David O'Malley, MD, looks at the preclinical signals of the novel MUC16 antibody ubamatamab, which showed promising results for patients with recurrent ovarian cancer.
David O'Malley, MD, a professor in the Department of Obstetrics and Gynecology at The Ohio State University College of Medicine and the director of the Division of Gynecologic Oncology at the OSUCCC–James, discusses the preclinical signals of the novel agent ubamatamab.
The MUC16 antibody has shown evidence of durable responses for patients with recurrent ovarian cancer based off the phase 1, first-in-human study of ubamatamab, REGN4018 (NCT03564340). The study enrolled 78 patients who had a median number of 4.5 prior therapies at a median duration of exposure at 12 weeks. The findings showed that objective responses were observed in patients given 20-800 mg doses of the MUC16 targeting therapy and there was an overall response rate of 14.3% (95% CI, 5.4-28.5). The median duration of response was 12.2 months with a disease control rate of 57.1% (95% CI, 41-72.3).

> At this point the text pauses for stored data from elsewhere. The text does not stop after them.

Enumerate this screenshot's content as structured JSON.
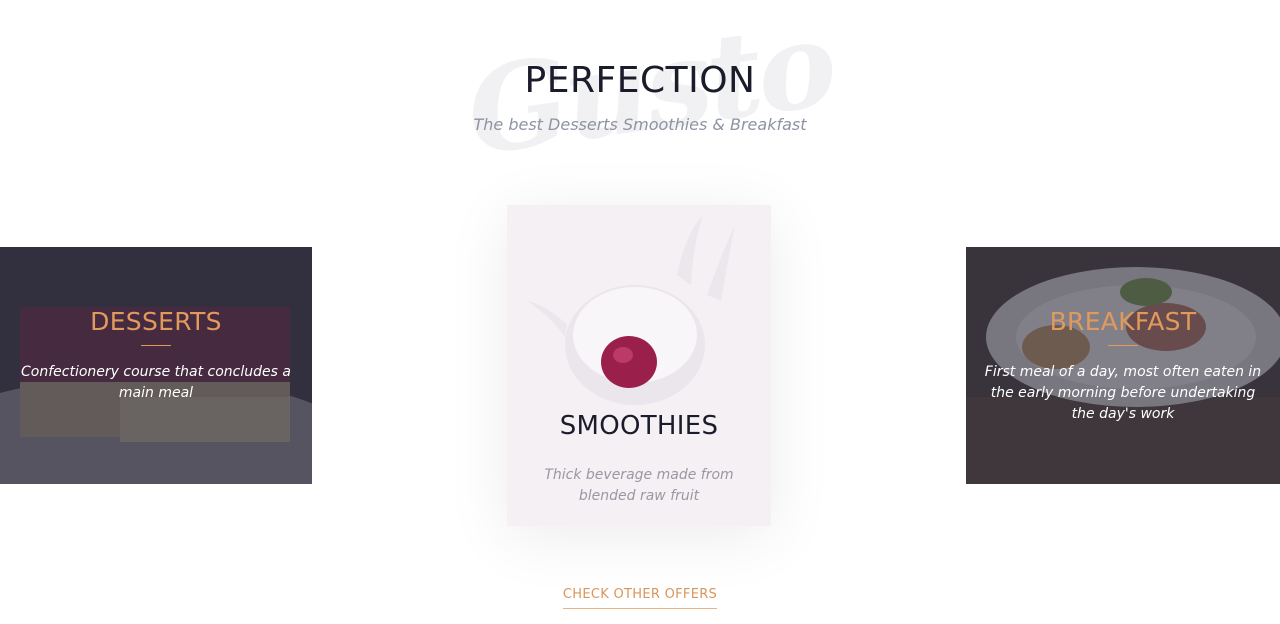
{
  "header": {
    "watermark": "Gusto",
    "title": "PERFECTION",
    "subtitle": "The best Desserts Smoothies & Breakfast"
  },
  "cards": [
    {
      "title": "DESSERTS",
      "description": "Confectionery course that concludes a main meal"
    },
    {
      "title": "SMOOTHIES",
      "description": "Thick beverage made from blended raw fruit"
    },
    {
      "title": "BREAKFAST",
      "description": "First meal of a day, most often eaten in the early morning before undertaking the day's work"
    }
  ],
  "cta": {
    "label": "CHECK OTHER OFFERS"
  },
  "colors": {
    "accent": "#e19a5c",
    "heading": "#1b1c2b",
    "muted": "#8e93a3"
  }
}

The novel agent was also determined to be tolerable thus far, with the most common treatment-emergent adverse events (TEAEs) being cytokine release syndrome (73.1%), all of which were either grade 1 or 2, and pain (87.2%) that primarily occurred in weeks 1 or 2 of treatment. The most common grade 3 or higher TEAEs were anemia (23.1%) and abdominal pain (19.2%).
O’Malley discusses these results and the findings of an exploratory analysis of patients who had 75% of tumor cells with 2+ baseline MUC16 immunohistochemical (IHC) staining as well as his excitement for the future of ubamatamab as a phase 2 expansion of the study has been initiated.
Transcript:
0:08 | We presented an efficacy population of those patients who received at least 1 dose at 20 mg or more, which was 42 patients. What we saw was overall response rates of 14%. We [also] looked at an exploratory group of patients that had high MUC16 expression. In the efficacy cohort, there was 13 patients that had that high expression, defined as greater than 75% of tumor cells expressing 2-plus MUC16 IHC, [and] we found a 31% response rate in those 13 patients. Obviously, that's an exploratory analysis, but though that biomarker continues to be developed, it is an exciting option moving forward with ubamatamab.